I am also using XMPP and my contacts using Apple phones use an app called Monal, which seems to get around the problem successfully for receiving messages (since my contacts always get notified of my XMPP messages immediately).

On the Monal website, there is a presentation that explains the problem of Apple phones, saying any process is interrupted within 30s and there are some explanations on how Monal deals with that problem. I did not follow the details, they say it is not easy but doable.

Perhaps Jami could have a look a that?

I’ve checked the default configuration of the Android client, for my usual recipients. Jami was installed from Google Play on their phone, last year, and the configuration was never changed.

Here is what I had to change in order to see them on my phone and have a better on-line reliability.

System > Pushed notifications from Google servers: On
This option is not available on one of the phones.

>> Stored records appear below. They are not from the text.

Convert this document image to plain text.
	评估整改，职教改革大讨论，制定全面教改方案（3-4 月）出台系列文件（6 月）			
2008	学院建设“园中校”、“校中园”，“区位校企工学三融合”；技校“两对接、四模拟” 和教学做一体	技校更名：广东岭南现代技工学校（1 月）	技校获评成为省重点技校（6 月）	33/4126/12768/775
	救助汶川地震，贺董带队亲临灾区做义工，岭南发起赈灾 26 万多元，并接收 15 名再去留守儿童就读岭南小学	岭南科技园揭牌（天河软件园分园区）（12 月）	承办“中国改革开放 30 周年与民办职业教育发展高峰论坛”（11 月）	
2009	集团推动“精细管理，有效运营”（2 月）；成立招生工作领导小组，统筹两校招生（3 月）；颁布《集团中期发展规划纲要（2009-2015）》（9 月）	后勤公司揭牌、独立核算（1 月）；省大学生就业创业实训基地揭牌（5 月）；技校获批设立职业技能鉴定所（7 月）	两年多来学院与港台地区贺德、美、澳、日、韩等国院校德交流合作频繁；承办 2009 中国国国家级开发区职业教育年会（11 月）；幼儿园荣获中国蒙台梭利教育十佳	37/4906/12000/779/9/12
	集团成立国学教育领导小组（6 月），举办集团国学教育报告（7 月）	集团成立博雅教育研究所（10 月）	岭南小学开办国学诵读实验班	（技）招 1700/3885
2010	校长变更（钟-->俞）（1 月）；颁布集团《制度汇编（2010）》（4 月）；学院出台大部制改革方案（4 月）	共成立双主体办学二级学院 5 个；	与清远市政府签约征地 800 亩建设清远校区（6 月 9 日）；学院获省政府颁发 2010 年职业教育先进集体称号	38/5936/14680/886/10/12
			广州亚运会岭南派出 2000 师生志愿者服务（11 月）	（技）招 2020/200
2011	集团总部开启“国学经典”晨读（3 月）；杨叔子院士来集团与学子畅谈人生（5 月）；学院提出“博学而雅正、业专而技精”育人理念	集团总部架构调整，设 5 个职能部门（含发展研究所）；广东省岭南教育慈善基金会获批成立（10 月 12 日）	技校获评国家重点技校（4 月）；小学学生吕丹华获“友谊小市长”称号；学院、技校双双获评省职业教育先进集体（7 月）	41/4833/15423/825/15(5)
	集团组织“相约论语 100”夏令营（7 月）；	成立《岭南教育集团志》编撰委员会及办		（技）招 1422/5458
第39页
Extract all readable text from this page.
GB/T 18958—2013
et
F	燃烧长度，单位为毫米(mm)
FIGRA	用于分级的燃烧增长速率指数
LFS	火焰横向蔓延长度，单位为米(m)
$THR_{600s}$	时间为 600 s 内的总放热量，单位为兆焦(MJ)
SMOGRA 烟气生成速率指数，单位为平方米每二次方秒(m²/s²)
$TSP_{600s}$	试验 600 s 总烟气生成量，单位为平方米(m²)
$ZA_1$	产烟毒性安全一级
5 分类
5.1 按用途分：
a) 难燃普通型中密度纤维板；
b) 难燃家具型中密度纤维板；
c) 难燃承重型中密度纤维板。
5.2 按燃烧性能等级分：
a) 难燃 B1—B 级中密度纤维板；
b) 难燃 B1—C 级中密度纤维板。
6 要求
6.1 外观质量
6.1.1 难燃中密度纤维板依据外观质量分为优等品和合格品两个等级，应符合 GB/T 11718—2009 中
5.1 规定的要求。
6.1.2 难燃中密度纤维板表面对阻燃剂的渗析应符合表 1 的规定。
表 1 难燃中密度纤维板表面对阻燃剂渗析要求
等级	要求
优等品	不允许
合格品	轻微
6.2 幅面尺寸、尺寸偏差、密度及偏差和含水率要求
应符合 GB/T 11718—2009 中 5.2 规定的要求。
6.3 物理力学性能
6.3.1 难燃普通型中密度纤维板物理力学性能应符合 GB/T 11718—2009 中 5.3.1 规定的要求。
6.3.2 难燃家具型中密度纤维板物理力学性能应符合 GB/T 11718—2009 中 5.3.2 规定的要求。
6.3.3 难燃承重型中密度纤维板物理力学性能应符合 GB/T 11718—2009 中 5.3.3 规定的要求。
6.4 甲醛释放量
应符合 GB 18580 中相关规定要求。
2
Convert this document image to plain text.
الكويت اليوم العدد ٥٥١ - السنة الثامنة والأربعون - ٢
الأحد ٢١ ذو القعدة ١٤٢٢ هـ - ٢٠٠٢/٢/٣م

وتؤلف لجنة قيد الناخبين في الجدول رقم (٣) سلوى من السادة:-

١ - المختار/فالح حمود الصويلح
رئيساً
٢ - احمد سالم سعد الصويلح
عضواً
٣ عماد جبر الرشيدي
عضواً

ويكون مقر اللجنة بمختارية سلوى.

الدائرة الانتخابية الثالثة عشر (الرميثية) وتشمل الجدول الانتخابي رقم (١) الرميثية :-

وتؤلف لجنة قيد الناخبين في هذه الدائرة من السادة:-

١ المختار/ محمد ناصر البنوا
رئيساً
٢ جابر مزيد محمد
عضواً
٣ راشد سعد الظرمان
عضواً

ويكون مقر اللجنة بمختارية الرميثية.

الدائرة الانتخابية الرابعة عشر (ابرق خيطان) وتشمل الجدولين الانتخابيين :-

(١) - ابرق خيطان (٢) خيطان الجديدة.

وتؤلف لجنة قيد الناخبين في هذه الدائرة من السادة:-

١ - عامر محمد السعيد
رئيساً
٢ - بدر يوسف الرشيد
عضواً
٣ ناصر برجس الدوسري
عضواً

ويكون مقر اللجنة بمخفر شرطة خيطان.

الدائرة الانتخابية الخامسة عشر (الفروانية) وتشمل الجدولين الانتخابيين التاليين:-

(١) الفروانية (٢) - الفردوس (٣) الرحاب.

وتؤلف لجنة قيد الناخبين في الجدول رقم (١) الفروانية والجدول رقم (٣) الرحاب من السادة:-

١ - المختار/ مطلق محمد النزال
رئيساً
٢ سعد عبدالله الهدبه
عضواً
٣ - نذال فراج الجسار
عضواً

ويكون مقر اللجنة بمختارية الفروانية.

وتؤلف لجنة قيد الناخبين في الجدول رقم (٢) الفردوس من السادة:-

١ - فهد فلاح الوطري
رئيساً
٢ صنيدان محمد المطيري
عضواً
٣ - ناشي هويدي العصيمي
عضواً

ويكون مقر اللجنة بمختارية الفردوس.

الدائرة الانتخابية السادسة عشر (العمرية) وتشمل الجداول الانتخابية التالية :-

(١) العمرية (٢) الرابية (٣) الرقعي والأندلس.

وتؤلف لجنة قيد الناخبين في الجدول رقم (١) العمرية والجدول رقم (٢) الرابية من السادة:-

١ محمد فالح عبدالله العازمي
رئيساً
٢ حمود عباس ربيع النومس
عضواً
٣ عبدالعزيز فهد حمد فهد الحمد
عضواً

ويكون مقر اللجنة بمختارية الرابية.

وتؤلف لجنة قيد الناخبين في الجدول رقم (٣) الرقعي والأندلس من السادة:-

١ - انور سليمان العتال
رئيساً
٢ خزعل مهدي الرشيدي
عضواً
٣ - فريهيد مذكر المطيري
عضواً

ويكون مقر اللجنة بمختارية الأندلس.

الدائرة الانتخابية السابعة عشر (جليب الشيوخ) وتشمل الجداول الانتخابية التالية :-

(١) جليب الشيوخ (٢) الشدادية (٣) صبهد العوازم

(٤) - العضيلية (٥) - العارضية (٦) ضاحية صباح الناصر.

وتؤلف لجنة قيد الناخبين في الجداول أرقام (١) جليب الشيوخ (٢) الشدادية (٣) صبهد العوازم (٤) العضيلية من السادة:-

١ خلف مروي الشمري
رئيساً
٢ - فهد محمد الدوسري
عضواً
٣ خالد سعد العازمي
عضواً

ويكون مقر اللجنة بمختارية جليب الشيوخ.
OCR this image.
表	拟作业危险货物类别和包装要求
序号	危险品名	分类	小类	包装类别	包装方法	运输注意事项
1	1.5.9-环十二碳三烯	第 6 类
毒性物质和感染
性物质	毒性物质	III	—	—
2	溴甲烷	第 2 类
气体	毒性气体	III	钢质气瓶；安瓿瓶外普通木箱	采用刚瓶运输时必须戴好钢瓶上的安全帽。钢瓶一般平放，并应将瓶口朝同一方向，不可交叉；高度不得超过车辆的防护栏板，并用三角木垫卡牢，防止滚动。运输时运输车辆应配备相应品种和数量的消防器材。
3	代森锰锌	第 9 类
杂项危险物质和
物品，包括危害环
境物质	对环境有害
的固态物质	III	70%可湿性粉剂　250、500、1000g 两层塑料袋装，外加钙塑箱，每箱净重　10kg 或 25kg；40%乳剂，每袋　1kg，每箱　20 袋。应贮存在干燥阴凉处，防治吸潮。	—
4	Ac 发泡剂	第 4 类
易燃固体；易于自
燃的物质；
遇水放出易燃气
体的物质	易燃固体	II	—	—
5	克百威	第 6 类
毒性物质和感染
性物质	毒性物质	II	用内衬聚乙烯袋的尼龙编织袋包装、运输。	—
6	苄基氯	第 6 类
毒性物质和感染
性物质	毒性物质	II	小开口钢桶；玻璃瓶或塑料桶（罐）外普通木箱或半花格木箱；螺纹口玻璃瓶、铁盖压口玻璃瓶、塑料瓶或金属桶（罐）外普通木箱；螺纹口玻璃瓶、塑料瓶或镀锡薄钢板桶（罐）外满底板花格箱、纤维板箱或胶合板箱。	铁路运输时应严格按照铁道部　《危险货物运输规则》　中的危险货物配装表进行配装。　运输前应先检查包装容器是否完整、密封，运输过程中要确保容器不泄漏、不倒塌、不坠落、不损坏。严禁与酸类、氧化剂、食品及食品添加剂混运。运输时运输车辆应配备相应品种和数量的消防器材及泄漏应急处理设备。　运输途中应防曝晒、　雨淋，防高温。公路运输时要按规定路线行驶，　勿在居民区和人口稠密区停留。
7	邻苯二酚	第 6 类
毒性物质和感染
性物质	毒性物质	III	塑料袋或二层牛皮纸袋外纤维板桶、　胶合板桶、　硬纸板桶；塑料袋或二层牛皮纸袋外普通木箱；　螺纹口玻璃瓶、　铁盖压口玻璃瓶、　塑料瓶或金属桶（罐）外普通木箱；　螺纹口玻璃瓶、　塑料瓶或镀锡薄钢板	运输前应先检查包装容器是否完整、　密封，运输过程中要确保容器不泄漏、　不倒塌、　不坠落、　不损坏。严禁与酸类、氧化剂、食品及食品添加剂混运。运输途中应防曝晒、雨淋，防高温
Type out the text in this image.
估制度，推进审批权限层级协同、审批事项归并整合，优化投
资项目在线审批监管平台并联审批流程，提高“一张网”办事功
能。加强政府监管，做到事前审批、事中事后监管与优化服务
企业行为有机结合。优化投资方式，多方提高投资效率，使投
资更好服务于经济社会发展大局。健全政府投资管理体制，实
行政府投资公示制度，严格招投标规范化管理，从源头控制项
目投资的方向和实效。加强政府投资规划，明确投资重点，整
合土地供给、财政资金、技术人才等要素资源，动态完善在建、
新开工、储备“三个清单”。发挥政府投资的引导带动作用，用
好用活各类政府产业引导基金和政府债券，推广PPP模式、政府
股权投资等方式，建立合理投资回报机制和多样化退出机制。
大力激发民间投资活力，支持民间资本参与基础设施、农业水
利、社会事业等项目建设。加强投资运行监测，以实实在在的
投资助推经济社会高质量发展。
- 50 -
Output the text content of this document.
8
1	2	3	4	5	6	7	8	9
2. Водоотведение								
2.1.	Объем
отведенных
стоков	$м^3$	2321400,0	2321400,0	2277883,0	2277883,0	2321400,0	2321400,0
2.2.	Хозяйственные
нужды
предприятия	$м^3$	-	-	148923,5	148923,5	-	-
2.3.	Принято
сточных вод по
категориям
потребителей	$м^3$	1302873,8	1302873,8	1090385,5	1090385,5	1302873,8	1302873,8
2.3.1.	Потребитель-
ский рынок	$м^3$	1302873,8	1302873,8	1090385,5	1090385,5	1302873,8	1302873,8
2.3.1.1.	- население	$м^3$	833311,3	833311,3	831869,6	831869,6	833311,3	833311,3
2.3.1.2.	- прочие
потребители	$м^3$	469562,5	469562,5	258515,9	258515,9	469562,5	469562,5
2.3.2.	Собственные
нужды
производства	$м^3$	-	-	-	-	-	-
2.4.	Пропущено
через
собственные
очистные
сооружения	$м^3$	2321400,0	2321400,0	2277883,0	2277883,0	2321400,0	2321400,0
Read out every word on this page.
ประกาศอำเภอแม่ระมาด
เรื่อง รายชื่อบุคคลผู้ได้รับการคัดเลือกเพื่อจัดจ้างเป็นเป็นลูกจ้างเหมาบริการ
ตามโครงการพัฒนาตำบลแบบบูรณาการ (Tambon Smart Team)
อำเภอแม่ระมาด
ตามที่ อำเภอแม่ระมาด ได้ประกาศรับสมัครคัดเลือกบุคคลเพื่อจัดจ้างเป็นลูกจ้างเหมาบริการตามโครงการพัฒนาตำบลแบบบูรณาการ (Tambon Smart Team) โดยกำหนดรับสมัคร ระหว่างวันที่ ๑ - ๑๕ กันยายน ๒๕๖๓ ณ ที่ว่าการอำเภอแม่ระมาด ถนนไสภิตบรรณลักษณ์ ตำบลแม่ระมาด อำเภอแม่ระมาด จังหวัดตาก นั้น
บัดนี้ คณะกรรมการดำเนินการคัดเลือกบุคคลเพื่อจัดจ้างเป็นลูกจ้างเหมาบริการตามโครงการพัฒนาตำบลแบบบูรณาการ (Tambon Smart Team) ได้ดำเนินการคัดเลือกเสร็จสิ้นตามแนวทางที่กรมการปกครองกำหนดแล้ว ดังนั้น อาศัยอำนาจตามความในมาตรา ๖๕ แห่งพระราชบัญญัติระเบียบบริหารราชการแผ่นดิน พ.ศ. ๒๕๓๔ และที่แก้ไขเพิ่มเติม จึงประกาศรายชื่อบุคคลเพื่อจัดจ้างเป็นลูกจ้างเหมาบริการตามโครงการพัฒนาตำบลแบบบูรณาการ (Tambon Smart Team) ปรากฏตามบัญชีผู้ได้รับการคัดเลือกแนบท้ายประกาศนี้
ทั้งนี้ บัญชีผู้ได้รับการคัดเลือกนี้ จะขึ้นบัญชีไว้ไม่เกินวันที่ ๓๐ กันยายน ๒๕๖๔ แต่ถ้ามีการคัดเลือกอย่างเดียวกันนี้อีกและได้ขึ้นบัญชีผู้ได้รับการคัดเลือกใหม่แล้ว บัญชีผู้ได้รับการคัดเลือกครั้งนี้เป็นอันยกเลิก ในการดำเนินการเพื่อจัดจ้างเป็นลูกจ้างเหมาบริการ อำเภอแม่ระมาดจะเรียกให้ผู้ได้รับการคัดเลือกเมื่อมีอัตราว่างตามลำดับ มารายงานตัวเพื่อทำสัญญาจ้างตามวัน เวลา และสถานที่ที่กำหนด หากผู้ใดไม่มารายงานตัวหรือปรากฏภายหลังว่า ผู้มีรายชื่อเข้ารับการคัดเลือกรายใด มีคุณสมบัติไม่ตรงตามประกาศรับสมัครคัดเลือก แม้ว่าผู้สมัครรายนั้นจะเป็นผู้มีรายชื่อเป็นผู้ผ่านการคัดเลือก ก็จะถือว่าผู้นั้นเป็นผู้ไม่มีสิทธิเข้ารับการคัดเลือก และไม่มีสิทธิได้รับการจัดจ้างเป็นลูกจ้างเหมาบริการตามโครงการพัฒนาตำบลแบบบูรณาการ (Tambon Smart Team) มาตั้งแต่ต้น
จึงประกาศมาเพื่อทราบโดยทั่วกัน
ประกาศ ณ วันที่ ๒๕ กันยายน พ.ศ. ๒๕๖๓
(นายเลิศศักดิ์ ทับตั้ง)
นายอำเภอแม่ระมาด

I have to investigate the reason…

System > Run as background task: On
This option was never set by the Jami default configuration

Advanced parameters > Use DHT proxy
Not sure if this option is really useful, but I set it.

Apart from DHT proxy option that is questionable, and possibly the first one that uses Google servers and should be replaced by a UnifiedPush one from SavoirFaire Linux, why are these options not set in the default Android configuration?

Do you use the GooglePlay version (you can also use the AuroraStore) or the F-Droid version?

Hi

I don’t have DHT proxy enabled. Otherwise I use the setting you have (How to help improve Android client? - #5 by pmetras).

I also have made sure that battery optimisation is off for Jami and ntfy.

Jami works well for me on Android. I use the install from F-Droid.